Fondation Merck : les Premières Dames d’Angola et du Nigeria alertent sur le diabète, l’hypertension
— Les maladies non transmissibles et la santé de la reproduction constituent désormais des urgences sanitaires majeures sur le continent africain. À l’occasion d’une conférence internationale de haut niveau organisée par la Fondation Merck, plusieurs Premières Dames d’Afrique se sont réunies par visioconférence pour briser le silence et tirer la sonnette d'alarme. Au centre des débats, les interventions remarquées des Premières Dames d’Angola et du Nigeria ont tracé une feuille de route claire, axée sur la prévention, l'éducation et la prise en charge globale de la femme.
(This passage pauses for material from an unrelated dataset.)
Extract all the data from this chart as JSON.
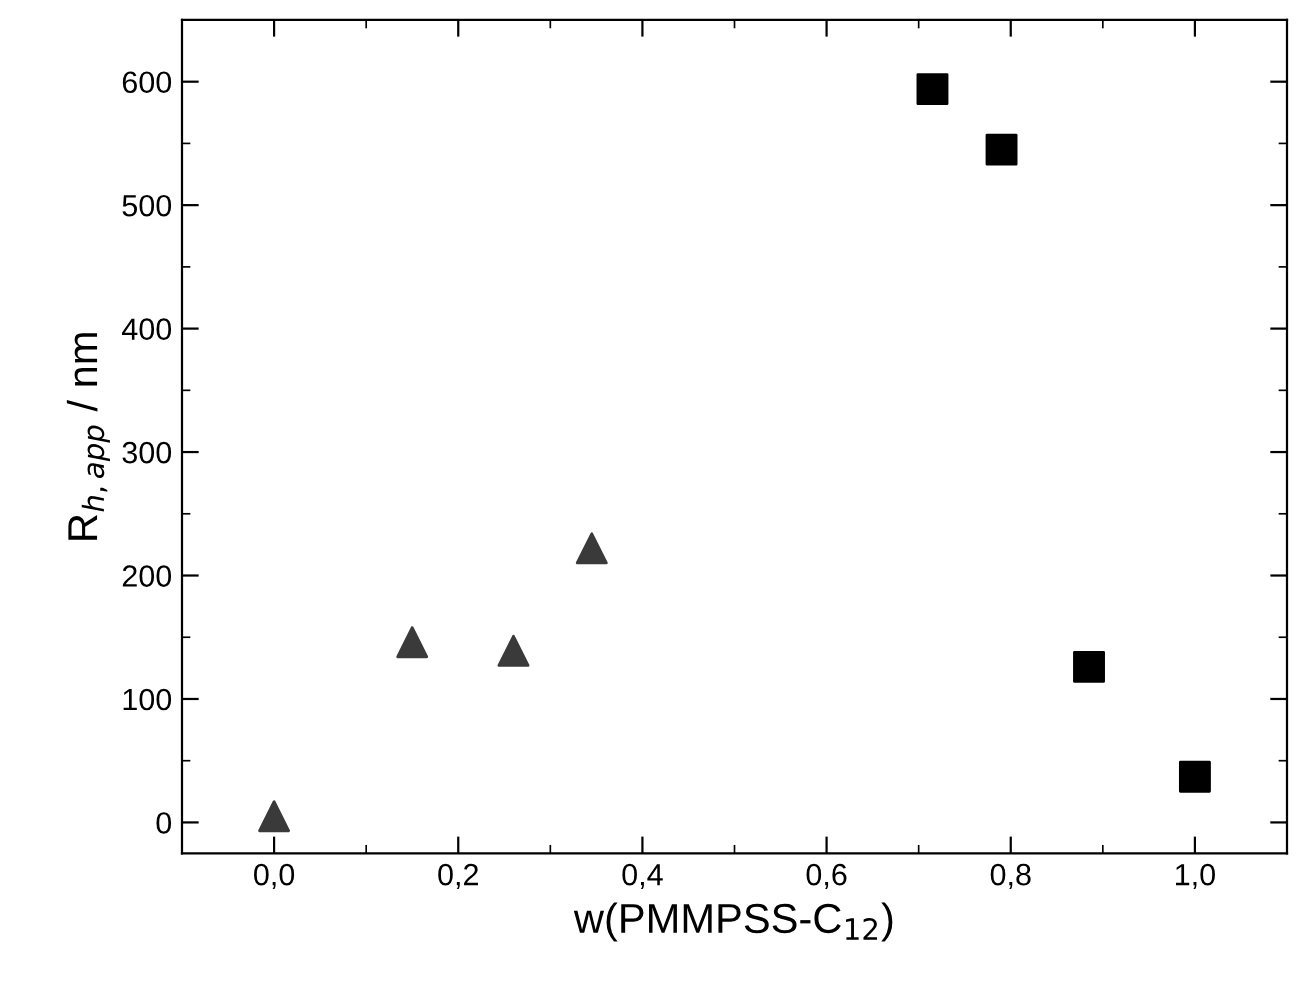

Angola : la Première Dame Ana Dias Lourenço sonne la charge contre les « tueurs silencieux »
Très attendue, S.E. Madame Ana Dias Lourenço, Première Dame de la République d’Angola, a centré son plaidoyer sur deux fléaux en pleine explosion en milieu urbain : le diabète et l’hypertension artérielle. Des pathologies qualifiées à tort de « maladies de riches », mais qui tuent aujourd'hui plus que le paludisme dans certaines villes africaines.
« La gestion du diabète et de l’hypertension ne doit plus être l’affaire des hôpitaux seulement. C’est un combat de famille, d’école, de communauté », a martelé la Première Dame angolaise.
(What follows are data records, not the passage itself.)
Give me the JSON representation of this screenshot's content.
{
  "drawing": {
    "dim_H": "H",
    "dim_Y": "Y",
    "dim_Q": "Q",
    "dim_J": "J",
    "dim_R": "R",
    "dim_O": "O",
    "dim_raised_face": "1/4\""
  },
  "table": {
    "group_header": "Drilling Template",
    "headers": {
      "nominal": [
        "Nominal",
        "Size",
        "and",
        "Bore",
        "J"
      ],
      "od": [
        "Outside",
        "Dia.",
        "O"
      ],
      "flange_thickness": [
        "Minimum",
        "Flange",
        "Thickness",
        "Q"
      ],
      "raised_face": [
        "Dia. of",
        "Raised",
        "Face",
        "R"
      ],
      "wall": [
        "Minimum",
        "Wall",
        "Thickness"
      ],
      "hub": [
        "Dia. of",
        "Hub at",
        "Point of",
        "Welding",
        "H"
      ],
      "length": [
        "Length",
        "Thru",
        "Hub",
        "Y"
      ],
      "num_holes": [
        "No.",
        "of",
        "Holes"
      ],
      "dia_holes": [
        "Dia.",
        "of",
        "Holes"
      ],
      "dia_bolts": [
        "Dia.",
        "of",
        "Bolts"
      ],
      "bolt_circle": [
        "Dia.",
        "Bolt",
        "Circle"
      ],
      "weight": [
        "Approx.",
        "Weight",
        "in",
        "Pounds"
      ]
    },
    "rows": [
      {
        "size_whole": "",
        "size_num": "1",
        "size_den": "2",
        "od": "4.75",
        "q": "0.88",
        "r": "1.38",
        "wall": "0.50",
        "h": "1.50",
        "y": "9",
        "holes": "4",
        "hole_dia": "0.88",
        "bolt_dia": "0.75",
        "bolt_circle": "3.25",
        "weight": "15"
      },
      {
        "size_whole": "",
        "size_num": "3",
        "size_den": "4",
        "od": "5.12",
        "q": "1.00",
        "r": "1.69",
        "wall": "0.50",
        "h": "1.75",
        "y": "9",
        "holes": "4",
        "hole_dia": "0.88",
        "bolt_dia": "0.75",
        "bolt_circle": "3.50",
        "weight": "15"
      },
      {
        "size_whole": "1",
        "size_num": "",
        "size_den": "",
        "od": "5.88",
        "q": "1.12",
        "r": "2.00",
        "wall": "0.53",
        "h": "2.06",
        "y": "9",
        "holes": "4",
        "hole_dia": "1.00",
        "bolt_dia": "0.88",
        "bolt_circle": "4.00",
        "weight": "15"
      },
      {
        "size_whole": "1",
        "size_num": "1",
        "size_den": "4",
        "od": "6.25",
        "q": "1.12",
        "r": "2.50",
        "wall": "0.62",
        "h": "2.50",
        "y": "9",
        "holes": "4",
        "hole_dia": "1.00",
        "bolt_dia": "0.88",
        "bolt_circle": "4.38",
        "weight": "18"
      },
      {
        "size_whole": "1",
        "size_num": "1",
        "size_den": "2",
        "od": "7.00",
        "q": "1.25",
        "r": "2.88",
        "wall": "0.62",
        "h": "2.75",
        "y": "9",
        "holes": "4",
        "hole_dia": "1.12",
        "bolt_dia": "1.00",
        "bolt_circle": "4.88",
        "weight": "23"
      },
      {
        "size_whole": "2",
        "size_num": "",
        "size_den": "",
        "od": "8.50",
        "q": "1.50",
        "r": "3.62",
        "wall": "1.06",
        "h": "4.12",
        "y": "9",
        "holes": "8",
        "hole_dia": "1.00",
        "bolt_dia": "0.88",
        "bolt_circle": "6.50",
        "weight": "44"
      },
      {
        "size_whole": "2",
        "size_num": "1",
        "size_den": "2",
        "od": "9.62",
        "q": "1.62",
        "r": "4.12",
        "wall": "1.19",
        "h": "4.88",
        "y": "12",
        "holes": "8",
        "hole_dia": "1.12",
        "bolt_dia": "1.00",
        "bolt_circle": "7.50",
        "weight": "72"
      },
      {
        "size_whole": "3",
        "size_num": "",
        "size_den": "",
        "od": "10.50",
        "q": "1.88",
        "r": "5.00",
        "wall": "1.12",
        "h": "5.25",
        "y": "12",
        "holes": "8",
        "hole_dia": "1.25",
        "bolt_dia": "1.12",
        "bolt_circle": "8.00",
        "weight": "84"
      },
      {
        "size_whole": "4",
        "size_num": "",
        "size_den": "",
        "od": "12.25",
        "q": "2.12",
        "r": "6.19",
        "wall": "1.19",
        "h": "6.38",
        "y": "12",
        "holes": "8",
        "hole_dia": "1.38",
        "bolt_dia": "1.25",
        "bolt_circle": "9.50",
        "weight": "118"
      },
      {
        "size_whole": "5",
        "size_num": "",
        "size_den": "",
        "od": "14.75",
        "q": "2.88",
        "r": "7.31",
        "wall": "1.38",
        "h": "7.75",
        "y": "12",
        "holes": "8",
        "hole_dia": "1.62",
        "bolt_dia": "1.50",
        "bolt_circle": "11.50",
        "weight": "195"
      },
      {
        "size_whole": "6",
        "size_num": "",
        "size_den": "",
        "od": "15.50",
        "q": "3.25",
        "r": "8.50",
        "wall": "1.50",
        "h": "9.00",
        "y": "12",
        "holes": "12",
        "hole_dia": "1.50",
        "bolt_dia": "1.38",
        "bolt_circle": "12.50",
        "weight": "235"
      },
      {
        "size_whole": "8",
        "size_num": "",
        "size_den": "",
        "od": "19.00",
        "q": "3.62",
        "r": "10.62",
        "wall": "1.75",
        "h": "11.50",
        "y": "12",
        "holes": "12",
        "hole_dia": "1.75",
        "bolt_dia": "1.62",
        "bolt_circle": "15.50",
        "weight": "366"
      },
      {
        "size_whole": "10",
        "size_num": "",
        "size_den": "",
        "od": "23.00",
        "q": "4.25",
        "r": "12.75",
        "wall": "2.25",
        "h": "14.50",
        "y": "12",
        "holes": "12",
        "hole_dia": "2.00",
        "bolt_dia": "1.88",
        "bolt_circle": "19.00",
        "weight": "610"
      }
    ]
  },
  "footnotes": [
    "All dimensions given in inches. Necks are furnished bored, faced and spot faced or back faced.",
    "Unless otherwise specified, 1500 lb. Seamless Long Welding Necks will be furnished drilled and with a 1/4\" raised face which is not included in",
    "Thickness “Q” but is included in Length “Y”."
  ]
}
Pour inverser la tendance, Mme Ana Dias Lourenço appelle à une triple action concrète :
- Un dépistage précoce : inciter les populations à faire vérifier régulièrement leur tension et leur glycémie, même en l'absence de tout symptôme apparent.
- Un changement radical des habitudes de vie : promouvoir une alimentation plus saine en réduisant drastiquement l’apport en sel et en sucre, tout en encourageant l'exercice physique, notamment la marche.
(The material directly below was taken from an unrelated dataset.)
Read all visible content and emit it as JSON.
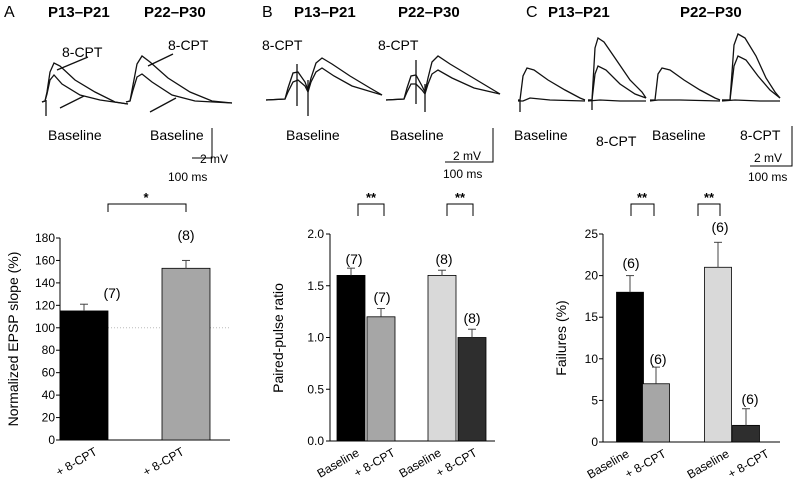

- L'éducation dès le plus jeune âge : intégrer ces notions de santé dans le cursus des élèves dès le Collège d’Enseignement Général (CEG) afin que les jeunes deviennent les premiers protecteurs et ambassadeurs de la santé de leurs parents.
Nigeria : un focus sur la santé globale de la femme et la mortalité maternelle
De son côté, la Première Dame du Nigeria a élargi la réflexion à la santé globale de la femme, articulant son intervention autour de la fertilité, de l'embryologie et de la lutte contre la mortalité maternelle.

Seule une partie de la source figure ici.